Actually, I am a lot of things. In 2008, when I saw so many people losing their homes and losing their net worth in their 401Ks, I started interviewing people who had been my clients for years—I’ve been coaching Paul Tudor Jones for 24 years. I got Carl Icahn and Ray Dalio and 50 of the smartest financial people to tell me how the average person could still win. I wrote a 700-page tome, Money: Master the Game, which became a best seller and sold a million copies.

But in the last year and a half, I have seen so much fear. We all know a crash is coming—the market is up 13% since the election—but you don’t lose unless you sell, 80% of those corrections don’t become bear markets and every single bear market has been followed by a bull market. Most millennials have a tremendous amount of education debt. I wanted to show them than the next crash is one of the first chances they have to leapfrog. You’ve got to understand the patterns of the markets that are long term. I wanted to empower the reader not to live in fear, to get into the game. Trying to time the market is a disaster.
You pretty much tell people to buy index funds, diversify their assets and rebalance their portfolios. Why do we need a book for that?
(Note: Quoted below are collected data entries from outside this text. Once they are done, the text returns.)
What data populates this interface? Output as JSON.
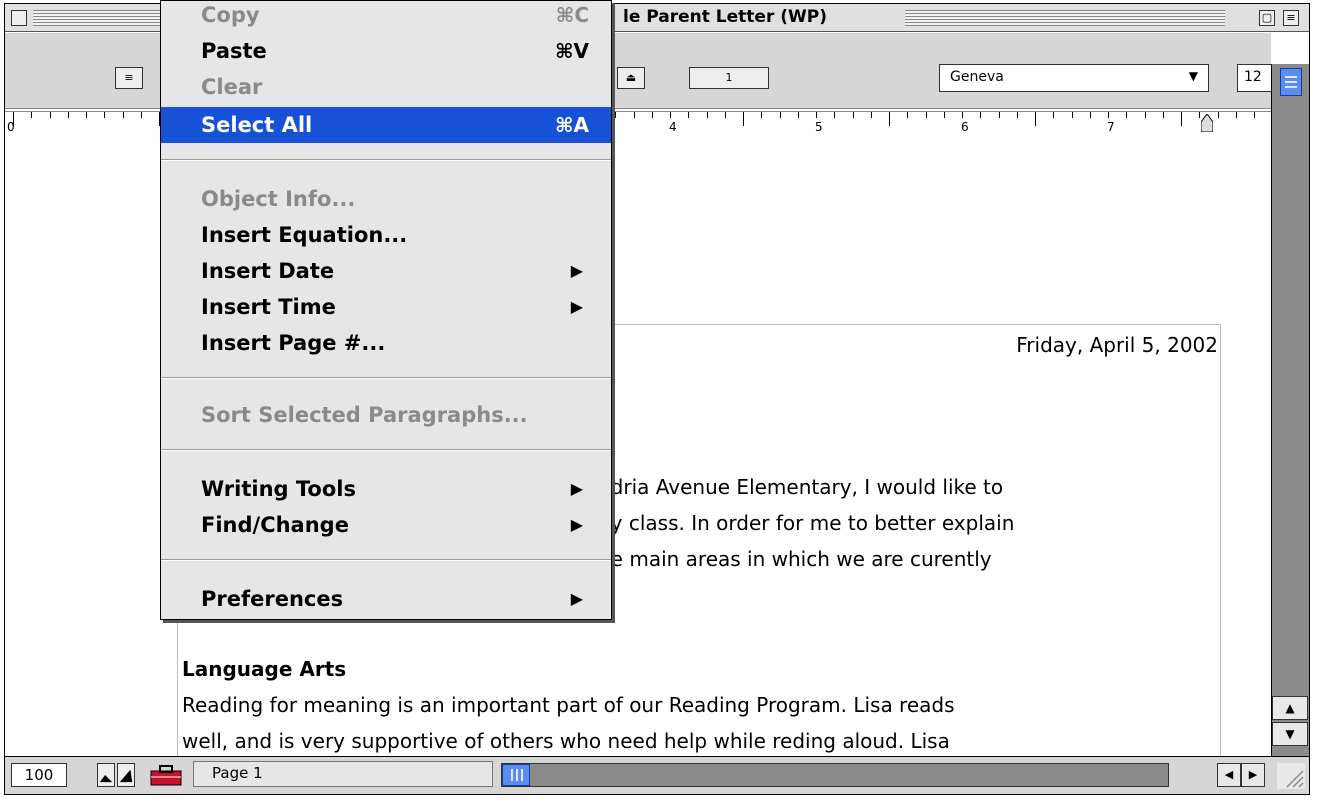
{
  "window": {
    "title": "le Parent Letter (WP)",
    "zoom_icon": "zoom-box-icon",
    "collapse_icon": "collapse-box-icon"
  },
  "toolbar": {
    "page_display_label": "1",
    "font_name": "Geneva",
    "font_size": "12"
  },
  "ruler": {
    "labels": [
      "0",
      "4",
      "5",
      "6",
      "7"
    ]
  },
  "menu": {
    "items": [
      {
        "label": "Copy",
        "shortcut": "⌘C",
        "enabled": false
      },
      {
        "label": "Paste",
        "shortcut": "⌘V",
        "enabled": true
      },
      {
        "label": "Clear",
        "shortcut": "",
        "enabled": false
      },
      {
        "label": "Select All",
        "shortcut": "⌘A",
        "enabled": true,
        "highlighted": true
      },
      {
        "label": "Object Info...",
        "shortcut": "",
        "enabled": false
      },
      {
        "label": "Insert Equation...",
        "shortcut": "",
        "enabled": true
      },
      {
        "label": "Insert Date",
        "submenu": true,
        "enabled": true
      },
      {
        "label": "Insert Time",
        "submenu": true,
        "enabled": true
      },
      {
        "label": "Insert Page #...",
        "shortcut": "",
        "enabled": true
      },
      {
        "label": "Sort Selected Paragraphs...",
        "shortcut": "",
        "enabled": false
      },
      {
        "label": "Writing Tools",
        "submenu": true,
        "enabled": true
      },
      {
        "label": "Find/Change",
        "submenu": true,
        "enabled": true
      },
      {
        "label": "Preferences",
        "submenu": true,
        "enabled": true
      }
    ]
  },
  "document": {
    "date": "Friday, April 5, 2002",
    "para1_line1": "ndria Avenue Elementary, I would like to",
    "para1_line2": "ny class. In order for me to better explain",
    "para1_line3": "he main areas in which we are curently",
    "heading": "Language Arts",
    "para2_line1": "Reading for meaning is an important part of our Reading Program. Lisa reads",
    "para2_line2": "well, and is very supportive of others who need help while reding aloud. Lisa"
  },
  "status": {
    "zoom": "100",
    "page": "Page 1"
  },
  "colors": {
    "highlight": "#1651d6",
    "scroll_thumb": "#5b8df0"
  }
}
Well, that’s not what people actually do. This book is about becoming unshakeable, it’s about staying in the market. And I show them other alternatives and how to look for asymmetrical risk the way Paul Tudor Jones does. And to look for tax efficiencies, ways to minimize the tax they pay on their investment profits. But the book is really to educate the person so they have no fear. The goal is to change your thinking so that when you seek a snake you realize it’s actually just a rope. When there isn’t fear, you make better decisions. It’s also to remind you that money doesn’t change you, so I also talk about how to have your own happiness. We can tell people to buy index funds, but they don’t always do that.
Why aren’t millennials interested in the stock market?
They are scared out of their minds. They witnessed the 2008 financial meltdown. This generation is not as extreme as the Depression-era folks, but they don’t trust the financial markets. They are saving, but they aren’t getting anything for their savings. I spend a couple chapters in the book on how to find the right person to advise you and tell you the fee differences. There’s not a great deal of transparency in the financial industry.
Robo-advisors and algorithms can tell me how to invest. Why do I need a human?
There is great value in some of those technologies, but a robo-advisor isn’t going to help you when the market crashes. I personally believe you need someone to talk you off the cliff. So I look to a true fiduciary, not someone who is just a broker. You have to find someone who has been through bear markets and succeeded. That’s one of the reasons why I decided to partner with Creative Planning and our growth has been dynamic. Whether someone hires a fiduciary or not, the biggest challenge is to get them over their fears. And the robo-advisors aren’t going to help you with your entire financial life, tax planning and mortgages. [Watch Robbins explain to people that fiduciary is “not a sexual position.”]
You talk a lot about minimizing tax payments. What do you think about Donald Trump’s $1 billion write-off that allowed him to pay little or no income tax for 18 years?
I don’t know what’s really true. Personally, not paying taxes is not my goal. But in real estate, there are great tax advantages. Depreciation is huge and Trump had giant losses and they were legitimate and he took those losses. I am not a Trump fan, but he is the POTUS and I want to see America move forward. I do believe real estate has great tax efficiency. The biggest bill for everyone in life is taxes. Everyone has the right to organize their affairs to pay the least amount of tax as possible.